Les Crocs sont le fruit inattendu de l'union improbable entre le sabot suédois et l'esprit commercial américain incarné par McDonald’s. Elles empruntent la forme du premier et le sens des affaires du second. Un tel mélange n'est pas simple à réussir, car tirer profit d'un produit jugé inesthétique n'est pas donné à tout le monde. Ces sabots en mousse perforés partagent aussi avec le géant du hamburger une contestation de leur expansion. Les détracteurs des Crocs n’ont pas tout à fait tort.
Leur critique se concentre principalement sur l’esthétique, ou plutôt l'absence d’esthétique de ces chaussures. En effet, il n’y a pas de débat : un aspect général peu attrayant, une forme lourde, des couleurs criardes, des trous disgracieux sur le dessus, et un logo de crocodile mal dessiné. En somme, c’est la laideur faite chaussure. Une aversion qui pousse certains blogueurs à encourager des actions de destruction. Pour brûler ou détruire ces sabots en plastique, vous pouvez suivre les tutoriels du site « Ihatecrocs dot com ». Vous verrez que ce n’est pas une tâche facile, car les Crocs sont à la fois laides et quasiment indestructibles.

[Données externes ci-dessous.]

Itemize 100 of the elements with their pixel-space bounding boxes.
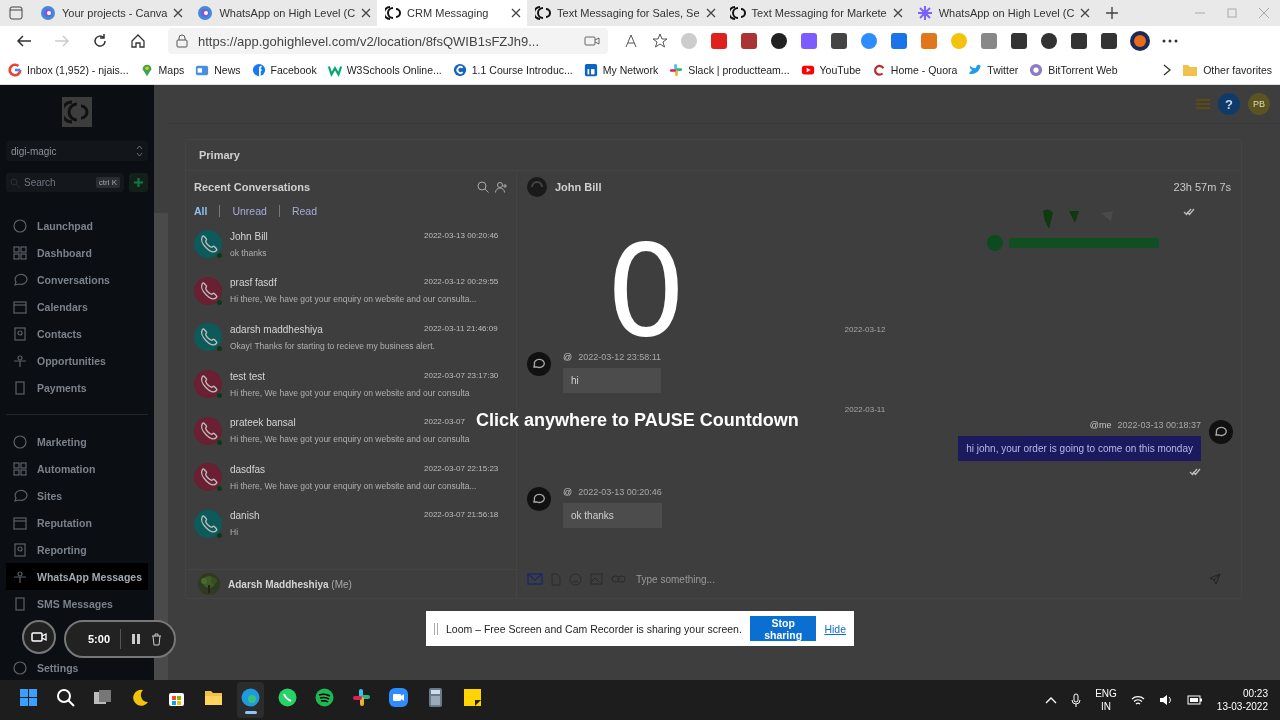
tab-label[interactable]: Primary xyxy=(199,149,240,161)
bookmark[interactable]: Inbox (1,952) - njais... xyxy=(8,63,129,77)
volume-icon[interactable] xyxy=(1158,694,1173,706)
tab-actions-icon[interactable] xyxy=(9,6,23,20)
contact-name[interactable]: danish xyxy=(230,510,260,522)
site-icon xyxy=(1029,63,1044,77)
filter-tab[interactable]: Read xyxy=(291,205,317,217)
favorite-icon[interactable] xyxy=(652,33,668,49)
chevron-icon[interactable] xyxy=(1163,64,1172,76)
extension-icon[interactable] xyxy=(1100,32,1118,50)
contact-name[interactable]: prasf fasdf xyxy=(230,277,277,289)
filter-tab[interactable]: All xyxy=(194,205,208,217)
microphone-icon[interactable] xyxy=(1071,693,1082,707)
extension-icon[interactable] xyxy=(1070,32,1088,50)
shortcut-hint: ctrl K xyxy=(95,177,120,188)
contact-name[interactable]: dasdfas xyxy=(230,463,266,475)
bookmark[interactable]: News xyxy=(195,63,241,77)
wifi-icon[interactable] xyxy=(1130,694,1145,706)
nav-item[interactable]: Reporting xyxy=(6,536,148,563)
search-icon xyxy=(10,177,20,188)
bookmark[interactable]: Maps xyxy=(139,63,185,77)
contact-name[interactable]: test test xyxy=(230,370,265,382)
nav-item[interactable]: Automation xyxy=(6,455,148,482)
nav-item[interactable]: Reputation xyxy=(6,509,148,536)
hide-link[interactable]: Hide xyxy=(824,622,846,635)
bookmark-folder[interactable]: Other favorites xyxy=(1182,63,1272,77)
user-avatar[interactable]: PB xyxy=(1248,93,1270,115)
close-icon[interactable] xyxy=(705,8,716,18)
address-bar[interactable]: https://app.gohighlevel.com/v2/location/8fsQWIB1sFZJh9... xyxy=(168,28,608,54)
language-indicator[interactable]: ENG IN xyxy=(1095,687,1117,713)
back-icon[interactable] xyxy=(16,33,32,49)
close-icon[interactable] xyxy=(1080,8,1091,18)
new-tab-icon[interactable] xyxy=(1105,6,1120,20)
pause-icon[interactable] xyxy=(131,633,142,645)
extension-icon[interactable] xyxy=(1010,32,1028,50)
bookmark[interactable]: Slack | productteam... xyxy=(669,63,790,77)
nav-item[interactable]: Contacts xyxy=(6,320,148,347)
add-contact-icon[interactable] xyxy=(495,181,508,193)
nav-item[interactable]: Opportunities xyxy=(6,347,148,374)
clock[interactable]: 00:23 13-03-2022 xyxy=(1216,687,1268,713)
add-button[interactable] xyxy=(129,173,148,192)
nav-item[interactable]: Launchpad xyxy=(6,212,148,239)
nav-item[interactable]: WhatsApp Messages xyxy=(6,563,148,590)
contact-name[interactable]: John Bill xyxy=(230,230,268,242)
browser-tab[interactable]: Text Messaging for Sales, Se xyxy=(527,0,722,26)
account-selector[interactable]: digi-magic xyxy=(6,141,148,161)
bookmark[interactable]: YouTube xyxy=(800,63,861,77)
taskbar-app[interactable] xyxy=(237,682,264,718)
filter-tab[interactable]: Unread xyxy=(232,205,267,217)
stop-sharing-button[interactable]: Stop sharing xyxy=(749,616,817,641)
site-icon xyxy=(583,63,598,77)
chat-bubble-icon xyxy=(527,352,551,376)
extension-icon[interactable] xyxy=(740,32,758,50)
trash-icon[interactable] xyxy=(151,632,163,646)
nav-item[interactable]: Dashboard xyxy=(6,239,148,266)
browser-tab[interactable]: Your projects - Canva xyxy=(32,0,190,26)
bookmark[interactable]: Home - Quora xyxy=(871,63,958,77)
nav-icon xyxy=(12,379,28,396)
close-icon[interactable] xyxy=(361,8,372,18)
extension-icon[interactable] xyxy=(770,32,788,50)
nav-item[interactable]: Settings xyxy=(6,660,148,676)
help-button[interactable]: ? xyxy=(1218,93,1240,115)
close-icon[interactable] xyxy=(173,8,184,18)
bookmark[interactable]: Twitter xyxy=(968,63,1019,77)
message-preview: Okay! Thanks for starting to recieve my business alert. xyxy=(230,341,436,351)
nav-item[interactable]: Sites xyxy=(6,482,148,509)
nav-item[interactable]: SMS Messages xyxy=(6,590,148,617)
bookmark[interactable]: My Network xyxy=(583,63,659,77)
extension-icon[interactable] xyxy=(830,32,848,50)
bookmark[interactable]: 1.1 Course Introduc... xyxy=(452,63,573,77)
bookmark[interactable]: BitTorrent Web xyxy=(1029,63,1118,77)
nav-item[interactable]: Calendars xyxy=(6,293,148,320)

Inesthétiques mais confortables
Il est facile de juger que les Crocs sont moches, d'autant plus que la marque elle-même le reconnaissait à ses débuts, mettant ainsi davantage en avant leur confort. Sur le plan esthétique, l’évaluation est plus complexe. Les philosophes débattent depuis longtemps de la beauté et de son contraire absolu : la laideur.
Le concept de mocheté, sans doute trop vulgaire, reste une catégorie mal définie en philosophie esthétique. Il ne faut pas la confondre avec la laideur, qui repousse et dégrade l’humain. La mocheté ne suscite pas un rejet aussi intense. « IhateCrocs dot com » est l'exception qui confirme cette règle. La mocheté peut agacer, mais elle peut aussi faire sourire, voire plaire par son caractère anticonformiste et anti-élitiste. On peut développer un goût pour le moche, mais pas pour le laid, qui relèverait alors du pathologique.